The call was made yesterday, August 10 during a zoom discussion organised by the Denis and Lenora Foretia Foundation on the theme “Enhancing Women’s Access to Inheritance in Cameroon”.
The meeting brought together experts from the legal domain, women’s rights activists as well as sociologist and anthropologists to analyse the various succession patterns in societies in Cameroon and the place of women on the trail.
Setting the premise for discussions, Barrister Joy Chefu, one of the panelists of the day stressed Cameroonian legislation is not discriminatory on issues of inheritance
“The law has a level ground for every Cameroonian but when we start talking about discriminatory laws in Cameroon, it is going to fall under the customary laws that have been made by the people themselves; the different customs and traditions. But as far as the Cameroonian nlaw is conmcerned, it is level-grounded,” she said.

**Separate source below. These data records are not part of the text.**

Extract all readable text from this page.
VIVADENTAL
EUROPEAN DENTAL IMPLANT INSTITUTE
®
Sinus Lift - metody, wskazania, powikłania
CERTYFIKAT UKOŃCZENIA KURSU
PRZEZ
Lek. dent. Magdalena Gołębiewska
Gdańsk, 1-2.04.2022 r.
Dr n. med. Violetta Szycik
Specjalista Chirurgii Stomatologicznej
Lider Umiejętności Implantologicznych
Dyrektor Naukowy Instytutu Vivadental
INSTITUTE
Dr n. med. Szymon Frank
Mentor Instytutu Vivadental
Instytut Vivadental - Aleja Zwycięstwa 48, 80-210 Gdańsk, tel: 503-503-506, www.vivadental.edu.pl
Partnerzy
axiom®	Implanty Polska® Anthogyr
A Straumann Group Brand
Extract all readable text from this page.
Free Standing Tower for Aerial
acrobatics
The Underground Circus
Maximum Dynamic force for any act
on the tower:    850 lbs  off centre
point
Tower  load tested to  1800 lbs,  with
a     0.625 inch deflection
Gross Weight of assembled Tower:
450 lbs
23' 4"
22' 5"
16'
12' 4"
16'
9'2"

However, she stressed that the national and international laws override any customary law in Cameroon which is repugnant and does not provide for equity.
Her views were corroborated by another legal consultant, Barrister Dimu Davis who frowned at the fact that most customary laws in Cameroon turn out to be patrilineal than matrilineal.

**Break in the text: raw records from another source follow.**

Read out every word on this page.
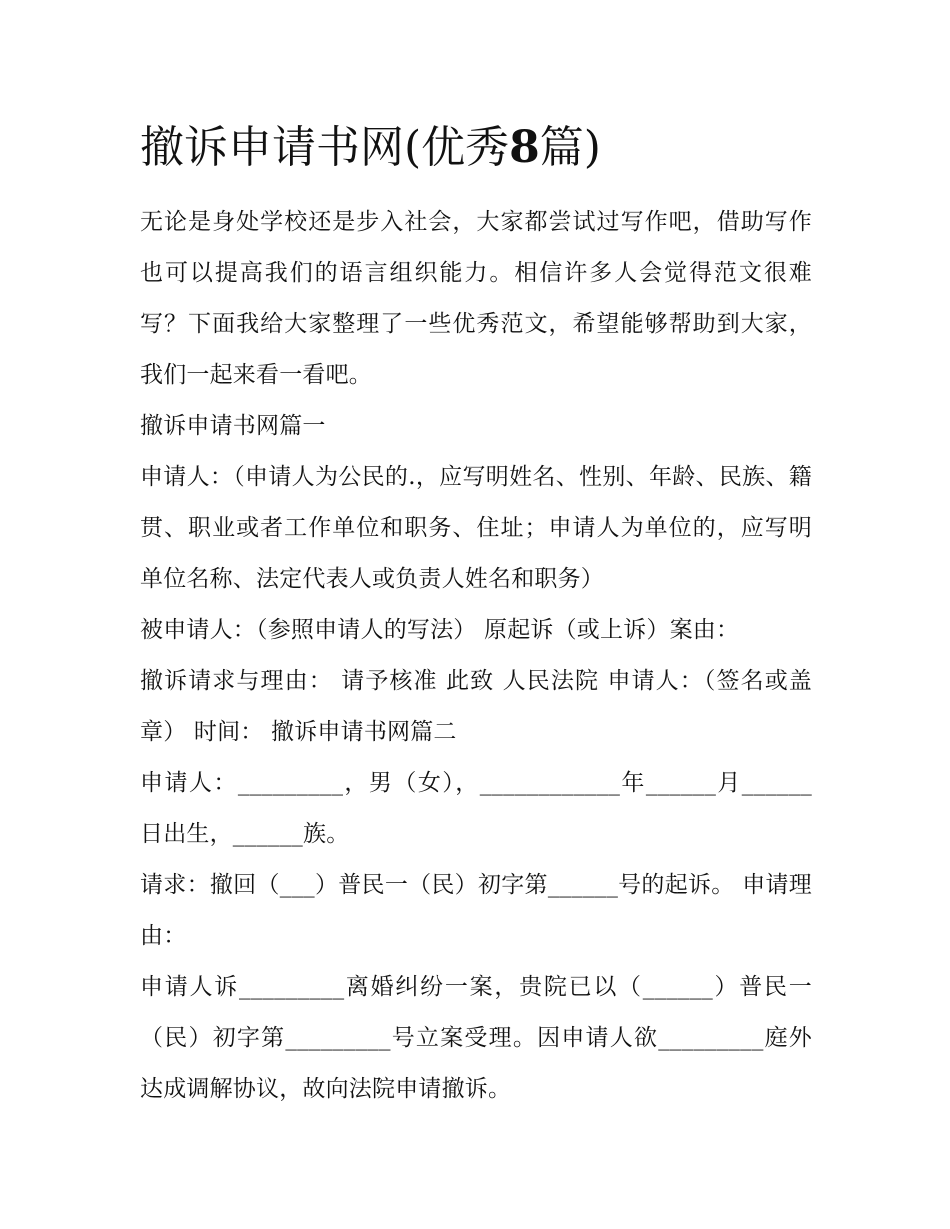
撤诉申请书网(优秀8篇)

无论是身处学校还是步入社会，大家都尝试过写作吧，借助写作也可以提高我们的语言组织能力。相信许多人会觉得范文很难写？下面我给大家整理了一些优秀范文，希望能够帮助到大家，我们一起来看一看吧。

撤诉申请书网篇一

申请人：（申请人为公民的.，应写明姓名、性别、年龄、民族、籍贯、职业或者工作单位和职务、住址；申请人为单位的，应写明单位名称、法定代表人或负责人姓名和职务）

被申请人：（参照申请人的写法） 原起诉（或上诉）案由：

撤诉请求与理由： 请予核准 此致 人民法院 申请人：（签名或盖章） 时间： 撤诉申请书网篇二

申请人：_________，男（女），____________年______月______日出生，______族。

请求：撤回（___）普民一（民）初字第______号的起诉。 申请理由：

申请人诉_________离婚纠纷一案，贵院已以（______）普民一（民）初字第_________号立案受理。因申请人欲_________庭外达成调解协议，故向法院申请撤诉。
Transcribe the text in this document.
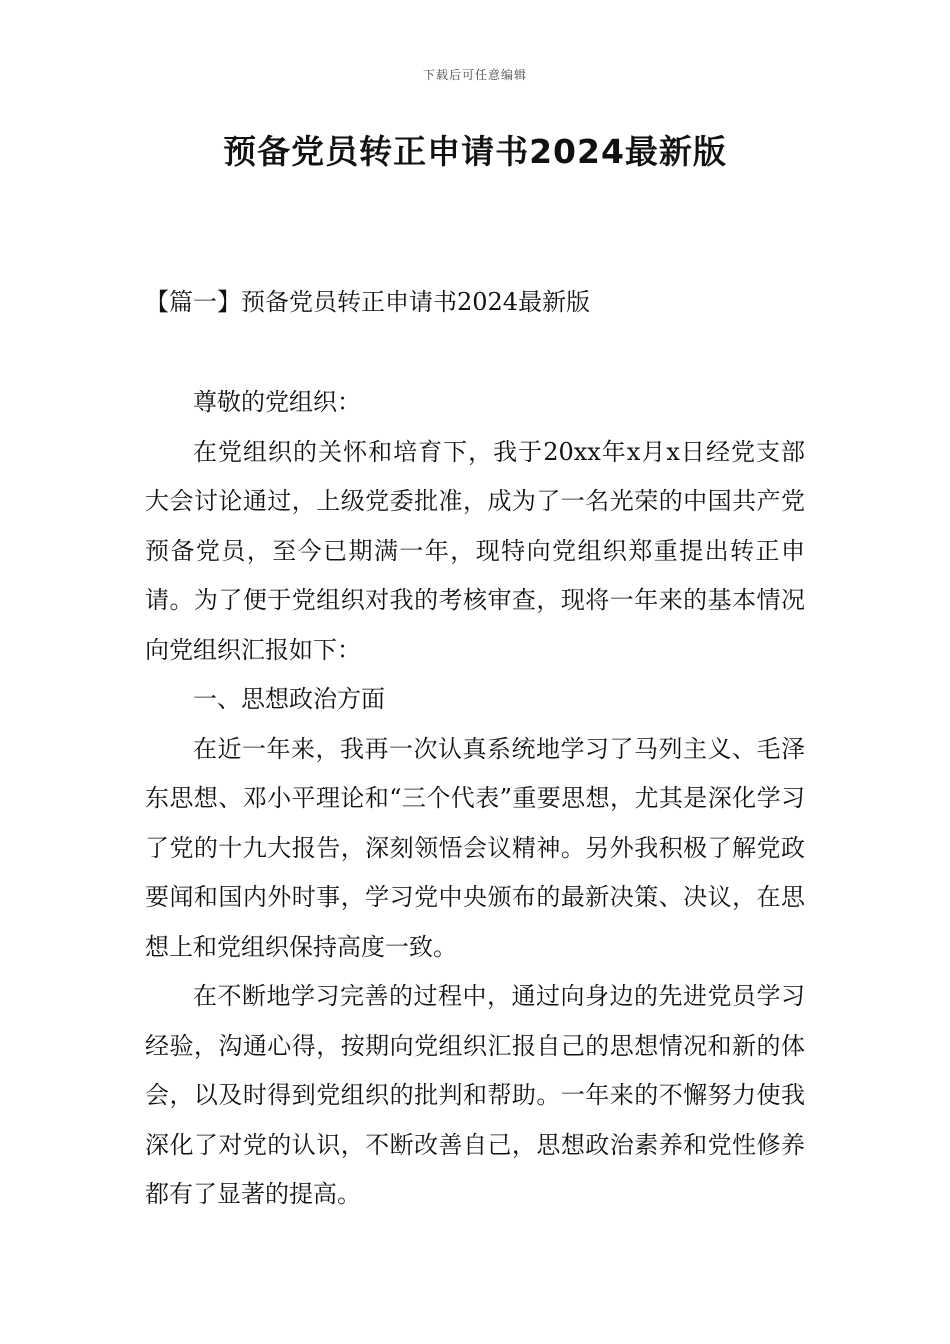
下载后可任意编辑
预备党员转正申请书2024最新版
【篇一】预备党员转正申请书2024最新版

尊敬的党组织：

在党组织的关怀和培育下，我于20xx年x月x日经党支部大会讨论通过，上级党委批准，成为了一名光荣的中国共产党预备党员，至今已期满一年，现特向党组织郑重提出转正申请。为了便于党组织对我的考核审查，现将一年来的基本情况向党组织汇报如下：

一、思想政治方面

在近一年来，我再一次认真系统地学习了马列主义、毛泽东思想、邓小平理论和“三个代表”重要思想，尤其是深化学习了党的十九大报告，深刻领悟会议精神。另外我积极了解党政要闻和国内外时事，学习党中央颁布的最新决策、决议，在思想上和党组织保持高度一致。

在不断地学习完善的过程中，通过向身边的先进党员学习经验，沟通心得，按期向党组织汇报自己的思想情况和新的体会，以及时得到党组织的批判和帮助。一年来的不懈努力使我深化了对党的认识，不断改善自己，思想政治素养和党性修养都有了显著的提高。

“Law has evolved and has moved from that position where women no longer have the right to inherit to where women now have the right to inherit,” she said.
However, Pierrette Tizi, civil society activist and National President of the Action Network Community Empowerment, said the practice on the field leaves much to be desired. She drew inference from some societies in the Far North Region of Cameroon where women are not allowed to gain access to inheritance.
“Women in most parts of the regions can not inherit from their husbands but boys are allowed because they are seen as the gender that will continue the family lineage. A woman is always seen as one who will remarry and continue her life(after the death of her husband). This is what has obtained since our forefathers whether in the Mayo Sava Division or any other division,” she said.
She however noted that there are communities where women can inherit only when their husbands or parents decided to will a part of their properties.
The panelists all went on to present the situation in other regions as well as in court and proposed a number actions which will end all forms of discrimination against women.
They called on the civil society to reinforce advocacy especially in rural communities to get more women to know their rights but also sensitise men and traditional societies and work with traditional rulers on the place of the need for women to access inheritance.
“The State has a role to play, the State in partnership with international organisations should also be able to carry out sensitisation activities and take a firm stance against societies that descriminate against women,” Pierrette Tizi said.